Dr. Stephanie Peacock, Functional Doctor
Treatment cannot rely on medication alone. Many patients arrive after years of dismissal with bodies locked in chronic stress, requiring both medical and psychological support to manage their condition effectively.
Steps to Managing MCAS Symptoms
- Symptom Tracking: Patients must meticulously document their symptoms, triggers, and reactions to identify patterns and communicate effectively with specialists about what causes their flare-ups.
- Gradual Trigger Elimination: Treatment involves a slow, methodical process of eliminating potential triggers one at a time to determine what works, with no shortcuts available through trial and error.
- Medication Management: Treatment typically involves cocktails of antihistamines, immunotherapy injections like Xolair, and strict dietary modifications tailored to each patient's safe foods.
- Nervous System Regulation: Addressing stress through functional medicine approaches and nervous system regulation is considered essential, as mast cells directly influence the body's stress response.
- Specialized Care Coordination: Patients must commit to long, specialized appointments with doctors who understand MCAS, as the condition requires pattern recognition across multiple organ systems.
A 2025 study found that limited physician knowledge and experience, along with complex diagnostic criteria, significantly affect patients' quality of care. Because insurance-based systems struggle to accommodate the time-intensive nature of MCAS management, many patients turn to private specialists, where costs can quickly mount.

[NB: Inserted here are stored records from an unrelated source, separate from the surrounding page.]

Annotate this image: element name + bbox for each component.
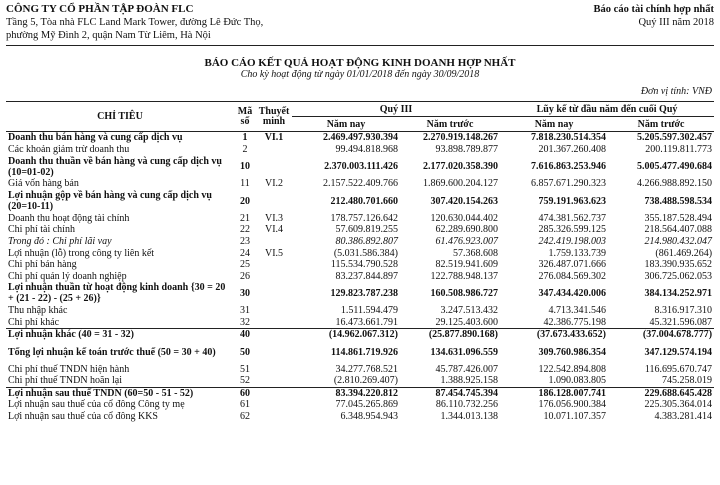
row-quarter-this-year: 114.861.719.926 (331, 346, 398, 358)
row-code: 50 (240, 346, 250, 358)
row-note (256, 282, 292, 305)
row-code: 20 (240, 195, 250, 207)
row-code: 31 (240, 305, 250, 317)
row-note (256, 375, 292, 387)
row-code: 25 (240, 259, 250, 271)
row-quarter-this-year: 115.534.790.528 (330, 259, 398, 271)
row-note (256, 364, 292, 376)
row-ytd-last-year: 306.725.062.053 (644, 270, 713, 282)
row-ytd-last-year: 738.488.598.534 (644, 195, 713, 207)
col-code: Mã số (234, 102, 256, 132)
row-ytd-last-year: 355.187.528.494 (644, 212, 713, 224)
table-row (6, 224, 714, 236)
row-ytd-last-year: 214.980.432.047 (644, 236, 713, 247)
row-ytd-last-year: 5.205.597.302.457 (637, 132, 713, 144)
col-ytd-last-year: Năm trước (608, 117, 714, 132)
row-ytd-this-year: (37.673.433.652) (500, 329, 608, 341)
table-row (6, 282, 714, 305)
row-label: Chi phí khác (8, 316, 60, 328)
row-quarter-this-year: 6.348.954.943 (340, 411, 398, 423)
row-quarter-last-year: 122.788.948.137 (430, 270, 499, 282)
row-label: Doanh thu thuần về bán hàng và cung cấp dịch vụ (10=01-02) (8, 155, 222, 178)
row-label: Chi phí quản lý doanh nghiệp (8, 270, 127, 282)
table-row (6, 329, 714, 341)
row-quarter-last-year: 93.898.789.877 (435, 143, 499, 155)
row-code: 52 (240, 375, 250, 387)
row-code: 23 (240, 236, 250, 247)
row-note (256, 155, 292, 178)
row-quarter-this-year: 1.511.594.479 (340, 305, 398, 317)
row-note (256, 329, 292, 341)
row-quarter-last-year: (25.877.890.168) (400, 329, 500, 341)
row-ytd-last-year: 183.390.935.652 (644, 259, 713, 271)
row-quarter-last-year: 87.454.745.394 (400, 387, 500, 399)
row-label: Chi phí tài chính (8, 224, 75, 236)
row-ytd-this-year: 176.056.900.384 (538, 399, 607, 411)
row-quarter-this-year: 80.386.892.807 (335, 236, 398, 247)
table-row (6, 411, 714, 423)
row-quarter-last-year: 2.177.020.358.390 (423, 161, 499, 173)
row-quarter-this-year: 34.277.768.521 (335, 363, 398, 375)
row-quarter-last-year: 1.388.925.158 (440, 375, 499, 387)
table-row (6, 236, 714, 248)
row-note (256, 305, 292, 317)
row-quarter-this-year: 77.045.265.869 (335, 399, 398, 411)
row-note (256, 270, 292, 282)
row-note (256, 236, 292, 248)
income-statement-table (6, 101, 714, 422)
row-label: Lợi nhuận khác (40 = 31 - 32) (6, 329, 234, 341)
row-quarter-last-year: 134.631.096.559 (430, 346, 499, 358)
table-row (6, 270, 714, 282)
table-row (6, 178, 714, 190)
table-row (6, 364, 714, 376)
row-label: Các khoản giảm trừ doanh thu (8, 143, 130, 155)
row-ytd-this-year: 1.090.083.805 (548, 375, 607, 387)
row-quarter-last-year: 120.630.044.402 (430, 212, 499, 224)
table-row (6, 259, 714, 271)
col-group-ytd: Lũy kế từ đầu năm đến cuối Quý (500, 102, 714, 117)
row-ytd-this-year: 6.857.671.290.323 (531, 178, 607, 190)
row-note (256, 341, 292, 364)
row-ytd-last-year: 200.119.811.773 (645, 143, 713, 155)
row-ytd-this-year: 474.381.562.737 (538, 212, 607, 224)
row-quarter-last-year: 62.289.690.800 (435, 224, 499, 236)
row-ytd-this-year: 1.759.133.739 (548, 247, 607, 259)
row-code: 10 (240, 161, 250, 173)
row-note: VI.2 (264, 178, 284, 190)
row-label: Chi phí thuế TNDN hoãn lại (8, 375, 122, 387)
report-type: Báo cáo tài chính hợp nhất (593, 4, 714, 15)
row-ytd-last-year: 225.305.364.014 (644, 399, 713, 411)
row-code: 62 (240, 411, 250, 423)
col-quarter-this-year: Năm nay (292, 117, 400, 132)
row-label: Thu nhập khác (8, 305, 68, 317)
row-ytd-last-year: 5.005.477.490.684 (637, 161, 713, 173)
row-ytd-last-year: 384.134.252.971 (644, 287, 713, 299)
row-ytd-this-year: 201.367.260.408 (538, 143, 607, 155)
row-ytd-this-year: 759.191.963.623 (538, 195, 607, 207)
currency-unit: Đơn vị tính: VNĐ (640, 86, 712, 97)
row-code: 2 (242, 143, 248, 155)
row-quarter-last-year: 57.368.608 (453, 247, 499, 259)
row-ytd-last-year: 8.316.917.310 (654, 305, 713, 317)
row-code: 32 (240, 316, 250, 328)
row-code: 61 (240, 399, 250, 411)
row-ytd-last-year: 116.695.670.747 (644, 363, 713, 375)
table-row (6, 132, 714, 144)
row-quarter-this-year: 16.473.661.791 (335, 316, 398, 328)
col-ytd-this-year: Năm nay (500, 117, 608, 132)
row-quarter-this-year: (2.810.269.407) (333, 375, 398, 387)
col-group-quarter: Quý III (292, 102, 500, 117)
row-quarter-last-year: 29.125.403.600 (435, 316, 499, 328)
row-label: Chi phí bán hàng (8, 259, 77, 271)
row-quarter-last-year: 307.420.154.263 (430, 195, 499, 207)
row-ytd-this-year: 285.326.599.125 (538, 224, 607, 236)
row-ytd-this-year: 7.616.863.253.946 (531, 161, 607, 173)
row-label: Lợi nhuận thuần từ hoạt động kinh doanh {30 = 20 + (21 - 22) - (25 + 26)} (8, 282, 226, 305)
row-label: Doanh thu bán hàng và cung cấp dịch vụ (8, 132, 183, 144)
row-ytd-last-year: 218.564.407.088 (644, 224, 713, 236)
row-code: 22 (240, 224, 250, 236)
table-row (6, 144, 714, 156)
row-ytd-this-year: 276.084.569.302 (538, 270, 607, 282)
row-ytd-this-year: 7.818.230.514.354 (531, 132, 607, 144)
table-row (6, 399, 714, 411)
row-ytd-last-year: (37.004.678.777) (608, 329, 714, 341)
row-quarter-this-year: 2.370.003.111.426 (324, 161, 398, 173)
row-quarter-last-year: 61.476.923.007 (435, 236, 499, 247)
row-label: Giá vốn hàng bán (8, 178, 79, 190)
row-ytd-last-year: 4.383.281.414 (654, 411, 713, 423)
row-quarter-last-year: 3.247.513.432 (440, 305, 499, 317)
row-quarter-this-year: 2.469.497.930.394 (323, 132, 398, 144)
row-ytd-this-year: 10.071.107.357 (543, 411, 607, 423)
report-title: BÁO CÁO KẾT QUẢ HOẠT ĐỘNG KINH DOANH HỢP NHẤT (204, 57, 516, 69)
row-note (256, 399, 292, 411)
row-quarter-this-year: 178.757.126.642 (330, 212, 398, 224)
row-code: 24 (240, 247, 250, 259)
row-code: 60 (234, 387, 256, 399)
row-code: 21 (240, 212, 250, 224)
row-quarter-this-year: 2.157.522.409.766 (323, 178, 398, 190)
row-ytd-this-year: 242.419.198.003 (538, 236, 607, 247)
table-row (6, 316, 714, 328)
row-note: VI.1 (264, 132, 284, 144)
header-row-1 (6, 102, 714, 117)
row-quarter-this-year: 83.237.844.897 (335, 270, 398, 282)
row-quarter-this-year: 57.609.819.255 (335, 224, 398, 236)
company-address-line1: Tầng 5, Tòa nhà FLC Land Mark Tower, đường Lê Đức Thọ, (6, 17, 264, 28)
table-row (6, 387, 714, 399)
table-row (6, 305, 714, 317)
row-note: VI.5 (264, 247, 284, 259)
row-label: Lợi nhuận sau thuế TNDN (60=50 - 51 - 52) (6, 387, 234, 399)
company-header (6, 3, 263, 42)
row-ytd-last-year: 745.258.019 (662, 375, 713, 387)
row-note (256, 259, 292, 271)
row-quarter-this-year: 83.394.220.812 (292, 387, 400, 399)
row-ytd-last-year: 347.129.574.194 (644, 346, 713, 358)
row-note (256, 144, 292, 156)
row-code: 1 (242, 132, 248, 144)
col-note: Thuyết minh (256, 102, 292, 132)
row-label: Tổng lợi nhuận kế toán trước thuế (50 = 30 + 40) (8, 346, 216, 358)
row-note: VI.3 (264, 212, 284, 224)
row-quarter-last-year: 1.869.600.204.127 (423, 178, 499, 190)
row-label: Trong đó : Chi phí lãi vay (8, 236, 112, 247)
row-label: Lợi nhuận sau thuế của cổ đông KKS (8, 411, 158, 423)
col-indicator: CHỈ TIÊU (6, 102, 234, 132)
header-divider (6, 45, 714, 46)
table-row (6, 213, 714, 225)
row-label: Doanh thu hoạt động tài chính (8, 212, 130, 224)
row-code: 26 (240, 270, 250, 282)
table-row (6, 375, 714, 387)
row-ytd-last-year: 4.266.988.892.150 (637, 178, 713, 190)
company-name: CÔNG TY CỔ PHẦN TẬP ĐOÀN FLC (6, 3, 194, 15)
row-quarter-this-year: 129.823.787.238 (330, 287, 398, 299)
row-ytd-last-year: (861.469.264) (655, 247, 713, 259)
row-quarter-last-year: 2.270.919.148.267 (423, 132, 499, 144)
row-code: 11 (240, 178, 250, 190)
row-label: Lợi nhuận sau thuế của cổ đông Công ty mẹ (8, 399, 185, 411)
table-row (6, 190, 714, 213)
row-ytd-this-year: 309.760.986.354 (538, 346, 607, 358)
row-note (256, 190, 292, 213)
row-note: VI.4 (264, 224, 284, 236)
row-code: 30 (240, 287, 250, 299)
row-note (256, 411, 292, 423)
row-note (256, 316, 292, 328)
row-quarter-this-year: 99.494.818.968 (335, 143, 398, 155)
report-period: Quý III năm 2018 (638, 17, 714, 28)
row-ytd-this-year: 186.128.007.741 (500, 387, 608, 399)
row-quarter-this-year: 212.480.701.660 (330, 195, 398, 207)
table-row (6, 341, 714, 364)
row-code: 51 (240, 363, 250, 375)
row-quarter-this-year: (14.962.067.312) (292, 329, 400, 341)
row-ytd-this-year: 122.542.894.808 (538, 363, 607, 375)
table-body (6, 132, 714, 423)
table-row (6, 247, 714, 259)
row-label: Chi phí thuế TNDN hiện hành (8, 363, 130, 375)
row-ytd-this-year: 326.487.071.666 (538, 259, 607, 271)
report-subtitle: Cho kỳ hoạt động từ ngày 01/01/2018 đến ngày 30/09/2018 (240, 69, 480, 80)
row-label: Lợi nhuận gộp về bán hàng và cung cấp dịch vụ (20=10-11) (8, 190, 212, 213)
row-quarter-last-year: 1.344.013.138 (440, 411, 499, 423)
company-address-line2: phường Mỹ Đình 2, quận Nam Từ Liêm, Hà Nội (6, 30, 211, 41)
row-label: Lợi nhuận (lỗ) trong công ty liên kết (8, 247, 155, 259)
row-note (256, 387, 292, 399)
row-ytd-last-year: 45.321.596.087 (649, 316, 713, 328)
row-quarter-last-year: 86.110.732.256 (435, 399, 499, 411)
row-ytd-this-year: 4.713.341.546 (548, 305, 607, 317)
row-quarter-last-year: 45.787.426.007 (435, 363, 499, 375)
row-quarter-this-year: (5.031.586.384) (333, 247, 398, 259)
col-quarter-last-year: Năm trước (400, 117, 500, 132)
row-ytd-this-year: 347.434.420.006 (538, 287, 607, 299)
row-ytd-last-year: 229.688.645.428 (608, 387, 714, 399)
row-ytd-this-year: 42.386.775.198 (543, 316, 607, 328)
row-quarter-last-year: 160.508.986.727 (430, 287, 499, 299)
row-quarter-last-year: 82.519.941.609 (435, 259, 499, 271)
table-row (6, 155, 714, 178)
row-code: 40 (234, 329, 256, 341)
report-header-right (594, 3, 714, 29)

What Is the Real Cost of Delayed Diagnosis?
The cost of MCAS is not just medical but also psychological, financial, and for many, all-consuming. Studies show MCAS patients have higher anxiety and depression rates, often improving once diagnosed. However, the emotional toll is frequently worsened by years of dismissal and medical gaslighting.
Alexa Greenfield spent years searching for answers to debilitating symptoms that followed multiple bouts of COVID. At her worst, she said she was "allergic to the sun," suffered brain fog and fatigue so severe she relied on Adderall just for basic functions, leaving her bedridden and depressed. Repeated failed interventions and failed treatments inspired her to research her symptoms, where she finally learned about MCAS. She estimates spending several thousands of dollars out of pocket over five years.
The gap in medical education and awareness remains a critical barrier. As more patients receive diagnoses and celebrities including Lena Dunham, Halsey, Kate Beckinsale, Bethenny Frankel, Solange Knowles, Billie Eilish, Jameela Jamil, and Olympic gymnast McKayla Maroney have shared their experiences with MCAS, awareness is slowly growing. Yet without systemic changes in medical training and recognition, countless patients will continue to suffer years of dismissal before finding answers.